Concepts overview

This page offers an overview of what workers and worker versions are in Arkindex, and what they can be used for. For more details on specific features, see the advanced worker documentation.

Workers and worker versions¶

In Arkindex, a Worker is a high-level object that represents an algorithm and its accompanying code, wrapped in a Docker image, that can retrieve data from Arkindex and do something with this data. For example, you can have a worker called “Text Line Segmenter” which identifies text lines in an image. What this worker does is retrieve images from Arkindex, detect text lines, and publish these text lines as elements on Arkindex.

In Arkindex, you can execute a worker on elements by creating a Process. You can read the process documentation to find out more about what processes are and how to configure them.

However, you never actually use the worker itself: the worker is only the parent object, and what you execute are Worker versions. Worker versions exist so that the workers can evolve and improve: when a worker’s code is updated, a new version is published on Arkindex, so that the latest version is available.

For example, perhaps version 1 of the “Text Line Segmenter” worker only published text_line elements with no additional information, but version 2 also publishes a confidence score as a metadata on these elements. The core principle is still the same, but there’s been an improvement. Worker versions can also be published to follow changes in Arkindex’s API, or package updates, etc.

See the worker version documentation for more details.

Inference workers and training workers¶

Arkindex supports two types of workers:

Inference workers¶

An inference worker is a worker that takes Arkindex elements as input, and outputs objects that are published on Arkindex (as elements, classifications, metadata etc.)

If you want to develop your own worker to use in Arkindex, you can follow the worker developer documentation.

Inference workers can be based on very simple or very complex algorithms. Complex workers based on machine learning technologies may use Models: the same code can handle results from different machine learning models. For example, you could have a generic document layout analysis worker, and depending on the model it uses, the objects that are predicted and published on Arkindex would be different. See the models documentation for more information on models in Arkindex.

Arkindex workers can use models in inference processes, but they can also be used to train models.

Training workers¶

You can use Arkindex to train machine learning models. In order to do so, you must use a training worker. The difference between a training worker and an inference worker only lies in what it does and how it is used. Instead of predicting and publishing objects on Arkindex, a training worker uses data from Arkindex to train a machine learning algorithm, and at the end of the training process create a new model version. This model version can then be used by inference workers in processes.
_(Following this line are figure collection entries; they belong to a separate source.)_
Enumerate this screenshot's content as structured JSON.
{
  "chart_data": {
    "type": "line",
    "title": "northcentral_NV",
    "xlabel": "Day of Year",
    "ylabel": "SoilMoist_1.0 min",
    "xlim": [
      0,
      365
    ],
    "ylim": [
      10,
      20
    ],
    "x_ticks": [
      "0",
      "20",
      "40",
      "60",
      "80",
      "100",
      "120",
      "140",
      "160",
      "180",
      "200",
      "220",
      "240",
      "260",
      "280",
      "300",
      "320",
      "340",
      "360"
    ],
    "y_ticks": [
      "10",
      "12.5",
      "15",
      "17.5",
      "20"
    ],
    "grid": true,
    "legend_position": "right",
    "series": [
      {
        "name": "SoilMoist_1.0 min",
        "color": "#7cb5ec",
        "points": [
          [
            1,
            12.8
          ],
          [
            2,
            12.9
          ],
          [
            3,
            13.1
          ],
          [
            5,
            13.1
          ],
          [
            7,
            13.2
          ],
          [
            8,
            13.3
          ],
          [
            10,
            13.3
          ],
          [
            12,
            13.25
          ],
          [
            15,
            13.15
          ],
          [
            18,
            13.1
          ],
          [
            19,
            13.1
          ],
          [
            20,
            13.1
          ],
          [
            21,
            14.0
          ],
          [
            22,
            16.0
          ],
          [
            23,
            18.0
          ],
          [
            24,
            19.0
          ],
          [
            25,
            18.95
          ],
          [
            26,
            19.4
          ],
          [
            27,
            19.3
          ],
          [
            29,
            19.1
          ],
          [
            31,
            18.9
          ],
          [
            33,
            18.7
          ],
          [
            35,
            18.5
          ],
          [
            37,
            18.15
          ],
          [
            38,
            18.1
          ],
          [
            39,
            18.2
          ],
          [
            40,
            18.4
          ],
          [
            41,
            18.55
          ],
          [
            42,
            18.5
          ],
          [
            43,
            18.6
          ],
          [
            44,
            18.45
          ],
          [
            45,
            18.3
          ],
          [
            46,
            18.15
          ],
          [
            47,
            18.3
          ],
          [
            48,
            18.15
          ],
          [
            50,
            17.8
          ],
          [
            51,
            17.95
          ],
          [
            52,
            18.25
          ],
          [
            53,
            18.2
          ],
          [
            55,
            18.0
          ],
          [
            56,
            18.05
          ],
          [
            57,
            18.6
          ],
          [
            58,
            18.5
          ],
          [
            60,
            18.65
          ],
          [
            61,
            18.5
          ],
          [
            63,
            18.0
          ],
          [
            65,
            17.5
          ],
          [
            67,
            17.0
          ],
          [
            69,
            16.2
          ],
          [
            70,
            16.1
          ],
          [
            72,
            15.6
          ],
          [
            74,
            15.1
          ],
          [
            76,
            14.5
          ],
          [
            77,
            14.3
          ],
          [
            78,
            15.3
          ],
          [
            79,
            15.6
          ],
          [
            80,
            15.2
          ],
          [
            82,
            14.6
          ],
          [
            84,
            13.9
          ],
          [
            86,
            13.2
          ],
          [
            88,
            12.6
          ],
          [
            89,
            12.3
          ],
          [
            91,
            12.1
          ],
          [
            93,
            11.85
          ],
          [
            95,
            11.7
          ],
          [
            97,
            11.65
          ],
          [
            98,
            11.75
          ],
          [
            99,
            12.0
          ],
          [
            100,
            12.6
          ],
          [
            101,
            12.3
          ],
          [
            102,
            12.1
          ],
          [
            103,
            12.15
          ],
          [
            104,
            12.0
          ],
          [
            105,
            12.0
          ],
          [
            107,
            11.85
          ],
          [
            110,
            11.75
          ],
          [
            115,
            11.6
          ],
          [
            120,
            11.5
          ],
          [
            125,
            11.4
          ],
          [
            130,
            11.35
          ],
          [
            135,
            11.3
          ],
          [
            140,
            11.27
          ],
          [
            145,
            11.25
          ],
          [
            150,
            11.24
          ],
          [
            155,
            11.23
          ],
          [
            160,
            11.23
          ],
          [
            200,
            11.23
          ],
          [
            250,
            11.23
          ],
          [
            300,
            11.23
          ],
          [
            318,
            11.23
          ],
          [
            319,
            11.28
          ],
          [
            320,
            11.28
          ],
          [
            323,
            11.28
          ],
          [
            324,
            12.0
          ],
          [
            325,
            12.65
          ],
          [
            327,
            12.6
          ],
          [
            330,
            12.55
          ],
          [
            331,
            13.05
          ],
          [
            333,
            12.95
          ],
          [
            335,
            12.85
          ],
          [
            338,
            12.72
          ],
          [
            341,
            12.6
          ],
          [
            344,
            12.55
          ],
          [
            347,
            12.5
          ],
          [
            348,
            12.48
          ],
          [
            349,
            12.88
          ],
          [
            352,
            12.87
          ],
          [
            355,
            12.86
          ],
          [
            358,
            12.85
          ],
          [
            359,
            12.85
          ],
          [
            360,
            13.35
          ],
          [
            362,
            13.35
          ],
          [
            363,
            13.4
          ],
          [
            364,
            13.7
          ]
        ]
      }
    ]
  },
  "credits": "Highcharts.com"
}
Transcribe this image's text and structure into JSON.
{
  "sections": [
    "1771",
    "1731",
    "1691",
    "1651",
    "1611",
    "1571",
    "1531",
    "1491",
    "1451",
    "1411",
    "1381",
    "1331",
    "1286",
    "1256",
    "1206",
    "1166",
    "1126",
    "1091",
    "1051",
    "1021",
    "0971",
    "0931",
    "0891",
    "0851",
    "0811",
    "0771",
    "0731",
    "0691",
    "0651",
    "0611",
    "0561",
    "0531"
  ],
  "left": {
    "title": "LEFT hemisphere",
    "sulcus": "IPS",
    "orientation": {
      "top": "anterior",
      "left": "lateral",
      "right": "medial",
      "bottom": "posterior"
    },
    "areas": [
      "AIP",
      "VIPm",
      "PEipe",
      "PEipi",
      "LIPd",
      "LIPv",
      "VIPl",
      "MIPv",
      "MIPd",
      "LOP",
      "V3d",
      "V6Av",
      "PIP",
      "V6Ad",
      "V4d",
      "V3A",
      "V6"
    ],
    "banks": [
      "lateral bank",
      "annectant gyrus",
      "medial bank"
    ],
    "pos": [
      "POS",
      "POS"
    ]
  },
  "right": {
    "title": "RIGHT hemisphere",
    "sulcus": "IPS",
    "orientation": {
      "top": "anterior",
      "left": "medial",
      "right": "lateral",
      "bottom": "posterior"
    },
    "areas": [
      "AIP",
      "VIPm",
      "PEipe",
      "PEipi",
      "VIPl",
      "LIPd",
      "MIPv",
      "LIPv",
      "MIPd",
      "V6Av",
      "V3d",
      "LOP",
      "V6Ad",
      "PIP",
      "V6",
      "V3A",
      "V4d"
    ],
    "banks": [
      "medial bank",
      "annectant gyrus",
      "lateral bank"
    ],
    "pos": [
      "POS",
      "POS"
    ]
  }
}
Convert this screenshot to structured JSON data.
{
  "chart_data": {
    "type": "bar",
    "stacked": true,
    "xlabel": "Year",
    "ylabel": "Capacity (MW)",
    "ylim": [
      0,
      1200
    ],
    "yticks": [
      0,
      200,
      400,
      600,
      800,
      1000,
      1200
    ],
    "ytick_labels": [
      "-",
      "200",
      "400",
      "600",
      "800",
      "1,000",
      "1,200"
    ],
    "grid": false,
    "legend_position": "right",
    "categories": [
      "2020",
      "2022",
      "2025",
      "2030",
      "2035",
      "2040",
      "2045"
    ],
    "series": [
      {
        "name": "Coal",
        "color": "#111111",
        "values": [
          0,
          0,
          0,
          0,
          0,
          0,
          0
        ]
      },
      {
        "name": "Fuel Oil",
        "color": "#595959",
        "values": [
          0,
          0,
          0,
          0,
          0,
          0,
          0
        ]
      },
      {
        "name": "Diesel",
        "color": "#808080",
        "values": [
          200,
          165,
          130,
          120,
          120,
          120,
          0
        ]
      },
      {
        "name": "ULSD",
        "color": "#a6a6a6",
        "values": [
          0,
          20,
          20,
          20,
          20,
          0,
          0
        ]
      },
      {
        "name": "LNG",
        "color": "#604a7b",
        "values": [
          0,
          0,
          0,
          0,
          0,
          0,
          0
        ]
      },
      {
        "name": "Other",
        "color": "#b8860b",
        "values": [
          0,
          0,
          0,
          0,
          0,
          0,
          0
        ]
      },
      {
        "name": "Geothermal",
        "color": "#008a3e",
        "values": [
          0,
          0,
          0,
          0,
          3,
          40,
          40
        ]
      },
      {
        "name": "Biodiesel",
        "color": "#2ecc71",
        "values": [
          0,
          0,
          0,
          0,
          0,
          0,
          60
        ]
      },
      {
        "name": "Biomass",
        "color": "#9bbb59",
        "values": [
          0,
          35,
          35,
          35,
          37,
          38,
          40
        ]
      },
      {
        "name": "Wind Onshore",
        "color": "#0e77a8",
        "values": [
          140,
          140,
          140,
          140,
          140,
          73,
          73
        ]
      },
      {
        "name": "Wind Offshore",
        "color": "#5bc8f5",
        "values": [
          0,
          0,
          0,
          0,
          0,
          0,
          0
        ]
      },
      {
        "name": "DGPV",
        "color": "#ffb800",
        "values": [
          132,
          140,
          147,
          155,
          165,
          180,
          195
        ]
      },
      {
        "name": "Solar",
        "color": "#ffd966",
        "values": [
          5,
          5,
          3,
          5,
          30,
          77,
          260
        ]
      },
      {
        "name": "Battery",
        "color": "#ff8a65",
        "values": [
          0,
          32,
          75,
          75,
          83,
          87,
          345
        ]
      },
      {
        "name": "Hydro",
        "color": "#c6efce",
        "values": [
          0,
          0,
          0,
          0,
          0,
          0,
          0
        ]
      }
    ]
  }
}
If you want to develop your own training worker to use in Arkindex, you can follow the worker developer documentation.

Workers on Arkindex¶

You can see a list of the workers you have access to on an Arkindex instance by clicking Workers in the user e-mail dropdown menu in the top-right corner.

You can see the details of a worker and its description by clicking on its name.

Recommended worker version¶

When viewing the details of a worker on Arkindex, a recommended worker version is highlighted in the top-right corner. The recommended worker version is either:

The latest available version from a main or master branch, or
The latest available version with a tag that starts with a number and is not an unstable version according to the Python version specifiers specs.

The recommended worker version is the latest stable version, and the one most users should use in their processes.

If no recommended worker version is found for a worker, an error message is shown.

All other worker versions are available under the Versions tab.

For workers that are linked to a Git repository, only the versions from the main / master branches, or tagged versions, are displayed in the Versions tab. To see all versions regardless of branch or tag, you can click the Display all versions toggle.

The "Display all versions" toggle in the worker versions list

Creating workers and worker versions¶

You can create workers and worker versions from the Arkindex frontend.